The project is getting $8m in federal funding under the congestion pricing demonstration program and some of the proceeds are going to subsidize a new express bus service named Inland Breeze. (Contact SCAG 619 595 5300)
Dogmatic egalitarianism
Media coverage has been extensive and the reporting generally factual and neutral. However the SAN DIEGO UNION/TRIBUNE which supported the project earlier has turned against it, editorializing that it would do far more people more good to simply rip down the concrete barriers separating the carpool lanes from the real world, and install reverse flow lanes (with a single moveable barrier.)
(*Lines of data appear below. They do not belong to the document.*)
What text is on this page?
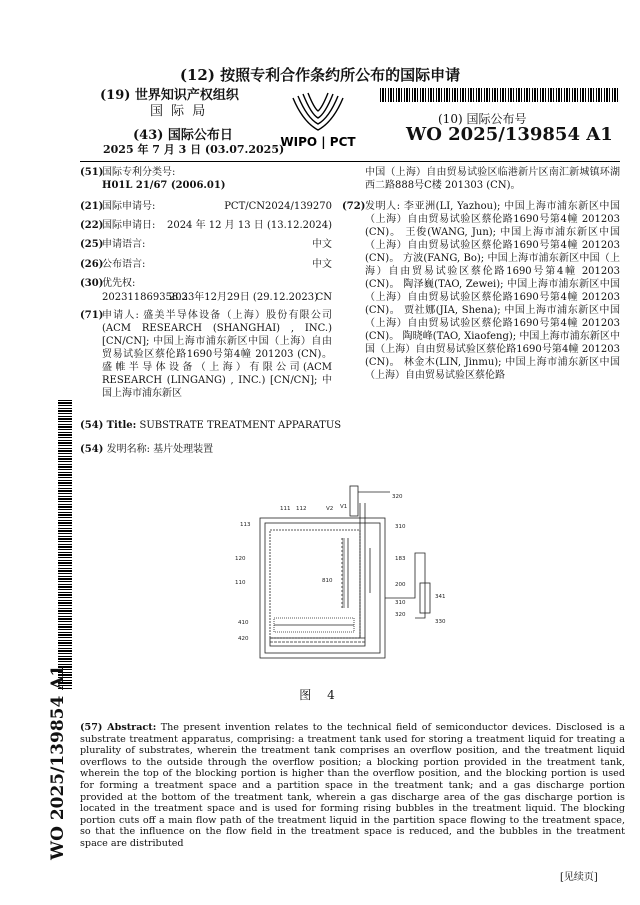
(12) 按照专利合作条约所公布的国际申请
(19) 世界知识产权组织
国 际 局
(43) 国际公布日
2025 年 7 月 3 日 (03.07.2025)
WIPO | PCT
(10) 国际公布号
WO 2025/139854 A1
(51)
国际专利分类号:
H01L 21/67 (2006.01)
(21)
国际申请号:	PCT/CN2024/139270
(22)
国际申请日: 2024 年 12 月 13 日 (13.12.2024)
(25)
申请语言:	中文
(26)
公布语言:	中文
(30)
优先权:
202311869358.3
2023年12月29日 (29.12.2023)
CN
(71)
申请人: 盛美半导体设备（上海）股份有限公司(ACM RESEARCH (SHANGHAI) , INC.) [CN/CN]; 中国上海市浦东新区中国（上海）自由贸易试验区蔡伦路1690号第4幢 201203 (CN)。 盛帷半导体设备（上海）有限公司(ACM RESEARCH (LINGANG) , INC.) [CN/CN]; 中国上海市浦东新区
中国（上海）自由贸易试验区临港新片区南汇新城镇环湖西二路888号C楼 201303 (CN)。
(72) 发明人: 李亚洲(LI, Yazhou); 中国上海市浦东新区中国（上海）自由贸易试验区蔡伦路1690号第4幢 201203 (CN)。 王俊(WANG, Jun); 中国上海市浦东新区中国（上海）自由贸易试验区蔡伦路1690号第4幢 201203 (CN)。 方波(FANG, Bo); 中国上海市浦东新区中国（上海）自由贸易试验区蔡伦路1690号第4幢 201203 (CN)。 陶泽巍(TAO, Zewei); 中国上海市浦东新区中国（上海）自由贸易试验区蔡伦路1690号第4幢 201203 (CN)。 贾社娜(JIA, Shena); 中国上海市浦东新区中国（上海）自由贸易试验区蔡伦路1690号第4幢 201203 (CN)。 陶晓峰(TAO, Xiaofeng); 中国上海市浦东新区中国（上海）自由贸易试验区蔡伦路1690号第4幢 201203 (CN)。 林金木(LIN, Jinmu); 中国上海市浦东新区中国（上海）自由贸易试验区蔡伦路
WO 2025/139854 A1
(54) Title: SUBSTRATE TREATMENT APPARATUS
(54) 发明名称: 基片处理装置
320
111 112	V2 V1
310
113
183
120
810
200
110
310
341
320
330
410
420
图 4
(57) Abstract: The present invention relates to the technical field of semiconductor devices. Disclosed is a substrate treatment apparatus, comprising: a treatment tank used for storing a treatment liquid for treating a plurality of substrates, wherein the treatment tank comprises an overflow position, and the treatment liquid overflows to the outside through the overflow position; a blocking portion provided in the treatment tank, wherein the top of the blocking portion is higher than the overflow position, and the blocking portion is used for forming a treatment space and a partition space in the treatment tank; and a gas discharge portion provided at the bottom of the treatment tank, wherein a gas discharge area of the gas discharge portion is located in the treatment space and is used for forming rising bubbles in the treatment liquid. The blocking portion cuts off a main flow path of the treatment liquid in the partition space flowing to the treatment space, so that the influence on the flow field in the treatment space is reduced, and the bubbles in the treatment space are distributed
[见续页]
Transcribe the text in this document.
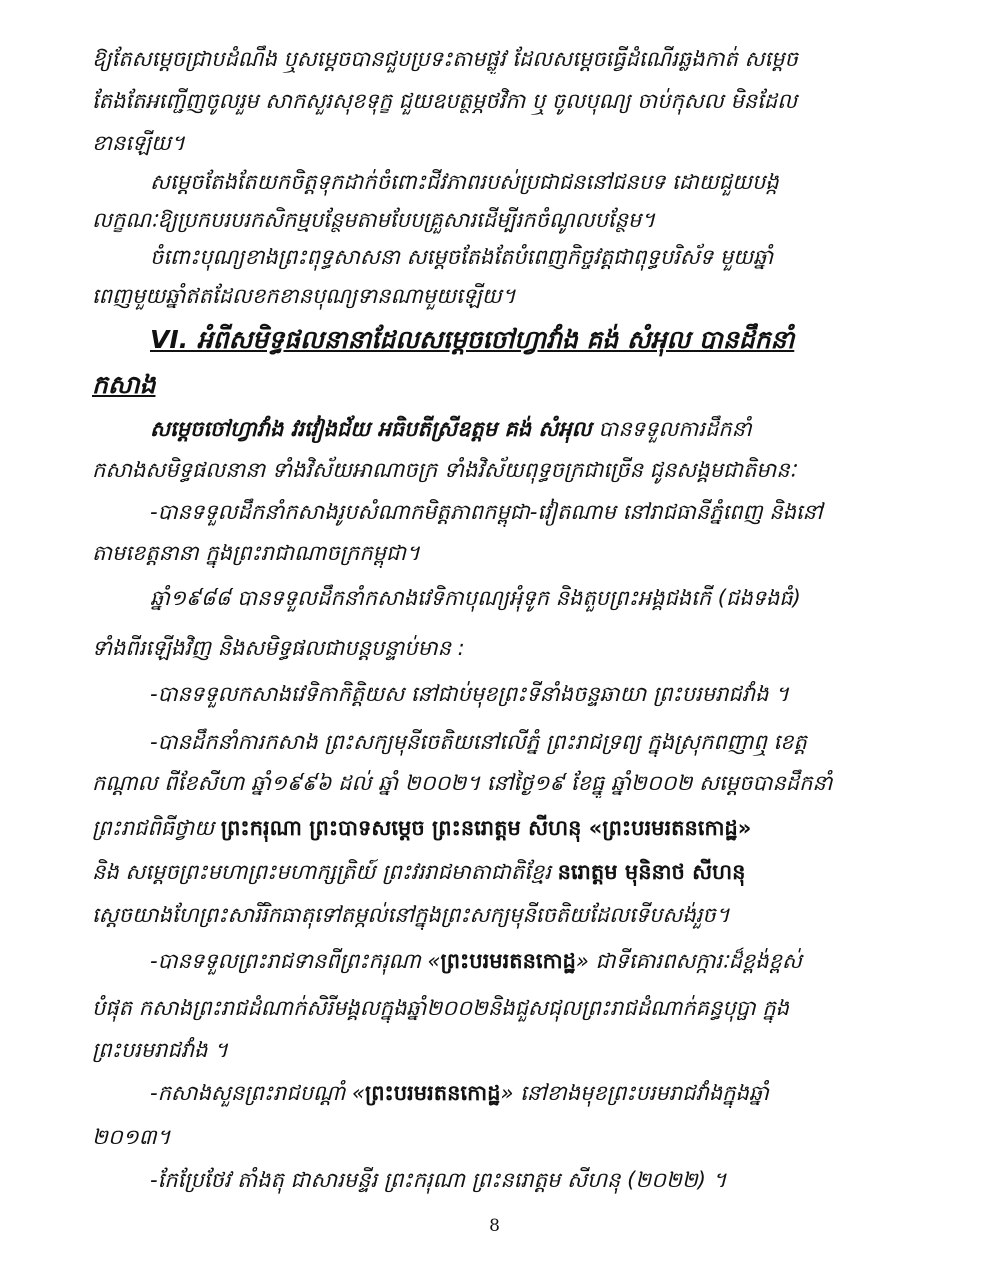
ឱ្យតែសម្តេចជ្រាបដំណឹង ឬសម្តេចបានជួបប្រទះតាមផ្លូវ ដែលសម្តេចធ្វើដំណើរឆ្លងកាត់ សម្តេច
តែងតែអញ្ជើញចូលរួម សាកសួរសុខទុក្ខ ជួយឧបត្ថម្ភថវិកា ឬ ចូលបុណ្យ ចាប់កុសល មិនដែល
ខានឡើយ។
សម្តេចតែងតែយកចិត្តទុកដាក់ចំពោះជីវភាពរបស់ប្រជាជននៅជនបទ ដោយជួយបង្ក
លក្ខណៈឱ្យប្រកបរបរកសិកម្មបន្ថែមតាមបែបគ្រួសារដើម្បីរកចំណូលបន្ថែម។
ចំពោះបុណ្យខាងព្រះពុទ្ធសាសនា សម្តេចតែងតែបំពេញកិច្ចវត្តជាពុទ្ធបរិស័ទ មួយឆ្នាំ
ពេញមួយឆ្នាំឥតដែលខកខានបុណ្យទានណាមួយឡើយ។
VI. អំពីសមិទ្ធផលនានាដែលសម្តេចចៅហ្វាវាំង គង់ សំអុល បានដឹកនាំ
កសាង
សម្តេចចៅហ្វាវាំង វរវៀងជ័យ អធិបតីស្រីឧត្តម គង់ សំអុល បានទទួលការដឹកនាំ
កសាងសមិទ្ធផលនានា ទាំងវិស័យអាណាចក្រ ទាំងវិស័យពុទ្ធចក្រជាច្រើន ជូនសង្គមជាតិមានៈ
-បានទទួលដឹកនាំកសាងរូបសំណាកមិត្តភាពកម្ពុជា-វៀតណាម នៅរាជធានីភ្នំពេញ និងនៅ
តាមខេត្តនានា ក្នុងព្រះរាជាណាចក្រកម្ពុជា។
ឆ្នាំ១៩៨៨ បានទទួលដឹកនាំកសាងវេទិកាបុណ្យអុំទូក និងតួបព្រះអង្គជងកើ (ជងទងធំ)
ទាំងពីរឡើងវិញ និងសមិទ្ធផលជាបន្តបន្ទាប់មាន :
-បានទទួលកសាងវេទិកាកិត្តិយស នៅជាប់មុខព្រះទីនាំងចន្ទឆាយា ព្រះបរមរាជវាំង ។
-បានដឹកនាំការកសាង ព្រះសក្យមុនីចេតិយនៅលើភ្នំ ព្រះរាជទ្រព្យ ក្នុងស្រុកពញាឮ ខេត្ត
កណ្តាល ពីខែសីហា ឆ្នាំ១៩៩៦ ដល់ ឆ្នាំ ២០០២។ នៅថ្ងៃ១៩ ខែធ្នូ ឆ្នាំ២០០២ សម្តេចបានដឹកនាំ
ព្រះរាជពិធីថ្វាយ ព្រះករុណា ព្រះបាទសម្តេច ព្រះនរោត្តម សីហនុ «ព្រះបរមរតនកោដ្ឋ»
និង សម្តេចព្រះមហាព្រះមហាក្សត្រិយ៍ ព្រះវររាជមាតាជាតិខ្មែរ នរោត្តម មុនិនាថ សីហនុ
ស្តេចយាងហែព្រះសារីរិកធាតុទៅតម្កល់នៅក្នុងព្រះសក្យមុនីចេតិយដែលទើបសង់រួច។
-បានទទួលព្រះរាជទានពីព្រះករុណា «ព្រះបរមរតនកោដ្ឋ» ជាទីគោរពសក្ការៈដ៏ខ្ពង់ខ្ពស់
បំផុត កសាងព្រះរាជដំណាក់សិរីមង្គលក្នុងឆ្នាំ២០០២និងជួសជុលព្រះរាជដំណាក់គន្ធបុប្ផា ក្នុង
ព្រះបរមរាជវាំង ។
-កសាងសួនព្រះរាជបណ្តាំ «ព្រះបរមរតនកោដ្ឋ» នៅខាងមុខព្រះបរមរាជវាំងក្នុងឆ្នាំ
២០១៣។
-កែប្រែថែវ តាំងតុ ជាសារមន្ទីរ ព្រះករុណា ព្រះនរោត្តម សីហនុ (២០២២) ។
8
But that kind of dogmatic egalitarianism denies people the option to buy their way through congestion, and denies everyone the benefits of the kind of flexible pricing that we use to social advantage in producing our foods, our fuels, our housing, and indeed most of our goods and services. Maybe everyone in San Diego could be taxed to support the SAN DIEGO UNION/TRIBUNE so it could be given away free like roadspace? Very democratic that would be, but it would ruin the newspaper, and deny customers choice and competition in their reading, just as they have been denied choice on the roads before the I-15 road pricing project. What is good for readers, choice and competition, is good for drivers too we think.